I was honoured to speak at The International Film and Peace Festival (2020) on mental wellbeing in September. In addition to sharing my personal story and blueprint for optimal wellbeing, I shared insights and top tips from interviews with global experts.

My interview with Dr Doreen Ang (COVID medical lead in Singapore) was particularly rich and poignant. Doreen shared with me, in a very raw way, how she was handling life’s extreme challenges. Her story and wisdom can do much to inspire and guide us, as we brace ourselves to face further challenges that lie ahead.

I first met Doreen in January 2020. Doreen is a family doctor in Singapore. She also serves as a mission doctor, often embarking on challenging expeditions abroad, providing medical care to patients in countries with poor healthcare systems and working in tough conditions. At the time we met, Doreen’s husband had undergone Stage 4 cancer treatment.

On 12 March, Doreen’s husband, Ying Chang, passed. He was 50. Doreen and her two boys compiled a beautiful, moving short video to honour his life. The video bears testimony to a life of happiness and love, of precious moments spent with family and friends, joyful experiences cycling through beautiful landscapes, delighting in the carefree, simple moments in life.

Doreen had turned down assignments to spend with Ying Chang. She sat down to reflect with her sons on what she would do with the time she now had on her hands. When she went to the front line, she turned out to be the only one with experience as a mission doctor and, with precious time available to help, this meant that she was the sole and obvious choice to lead the COVID medical team.  

However, her new role would bring some risks and require substantial adjustments to an already disrupted family life. Her two boys considered the situation and wholeheartedly approved of their mother taking on this critical role. They offered to take on household duties, shopping, cooking and supporting each other whilst she embarked on this new and critical mission.

When I interviewed Doreen in August, she was working a 7-day week in the migrant workers’ dormitories, where the pandemic was rife. She recounted the daily challenges that she and her medical team face.

Q: What has it been like to lead this mission?

A: I’ve been going to the dormitories where the migrant construction workers are working. We have a very bad COVID situation over there. The dormitory that I go to is more than 80% COVID positive. We have 25,000 workers there. And I think at least 20,000 were infected.

I run the medical post and do whatever a family doctor like me can do for them, provide them with medical help.

Q: What are the particular challenges you and your team face?

A: We wear the full PPE, we work outdoors, it’s very hot. We perspire, we get really drenched and sweat. The patients come by the hundreds and, at the end of the day, I am really drenched in perspiration and really exhausted. It feels as if I’ve run a marathon every day.

During the time we’re working, we have to make sure our N95 is very tight. We don’t pause. We don’t stop to drink. We get very dehydrated. We don’t stop to go to the toilet. Even if our noses were itching, we can’t even scratch our nose…

There are just so many of them, we just have to just keep going.

Q: How do you keep going in such challenging conditions?


I think that the dharma practice is the main thing that’s helping me.

(“Dharma” refers to “the nature of reality” as taught in Buddhist and Indian philosophy).

Our life is a continuum: all these are like waves at the surface of the ocean. Sometimes, you get turbulent waves, sometimes you get peaceful times. This is a time when the surface of the ocean is experiencing a thunderstorm.

And this too will pass.

Focus on the present

When I’m faced with workers, hundreds of workers, thousands of them, I just see each and every one of them one at a time. And I help one worker at a time. That’s how I do it.

I don’t think too hard. I don’t worry too much. I just help one person at a time with whatever I can, in the situation that I’m in.

I don’t worry and fret about the entire pandemic as a big world issue. I just do my part as a single doctor attending to a single patient at that very present moment.

That’s it.

Q: What advice would you give to the rest of the world right now?

Focus on the present

Whatever happens to me or anyone, we cannot change the past. But we just focus on the present and do whatever we can.

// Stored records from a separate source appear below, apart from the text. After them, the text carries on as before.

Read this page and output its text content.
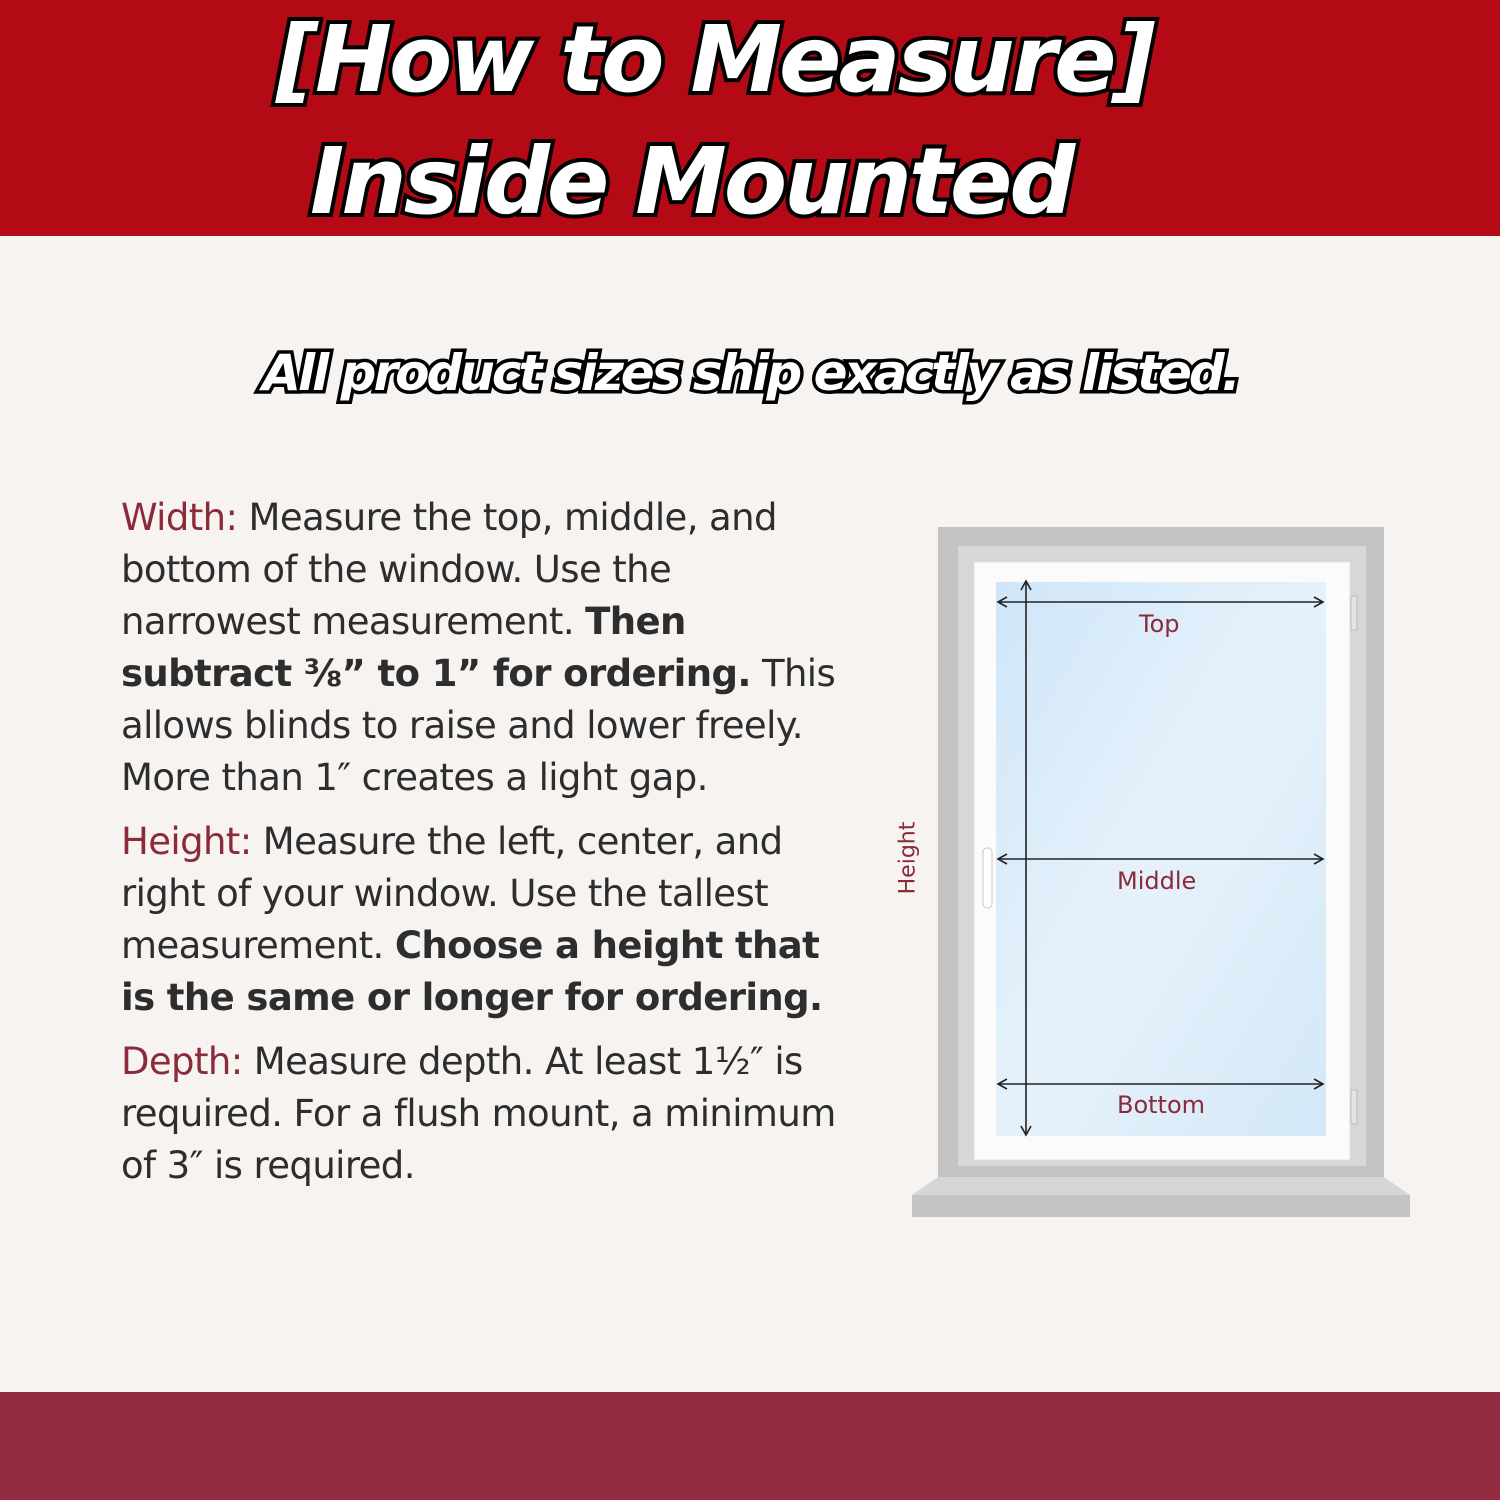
[How to Measure]
Inside Mounted
All product sizes ship exactly as listed.

Width: Measure the top, middle, and bottom of the window. Use the narrowest measurement. Then subtract ⅜” to 1” for ordering. This allows blinds to raise and lower freely. More than 1″ creates a light gap.

Height: Measure the left, center, and right of your window. Use the tallest measurement. Choose a height that is the same or longer for ordering.

Depth: Measure depth. At least 1½″ is required. For a flush mount, a minimum of 3″ is required.

Top
Middle
Bottom
Height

There’s no point worrying, thinking and imagining the worst case scenario.

Just deal with your current problem right in front of your face and that’s it. Do whatever you can and not to worry about things that are not within your control.

Change our perspective

If you look at history as a whole, there were past pandemics, diseases, wars, famines, earthquakes…lots of disaster. All of this chaos and suffering will keep coming, in one form or another, just in a different façade.

Even if it’s massive death and suffering, we can’t change the external. We have to just find peace within ourselves. And let it be.

Understand that nothing is permanent, everything is impermanent. Just ease into the moment, relax into the situation with a certain amount of acceptance, not clinging on to too much.

If you cannot change the external, you change the internal.

You change the perspective, you change how you see the thing.

Set our destination further

We have to focus and set our destination further.

As long as you ride the waves and help everyone with the situation, everything will become something that has happened in the past.

Q: How did you set your destination further?

I felt that this period was something that I was meant to do, to help the world. With my husband so-called well taken care of in the heavens, I can focus and do what I’m meant to do as a front line warrior.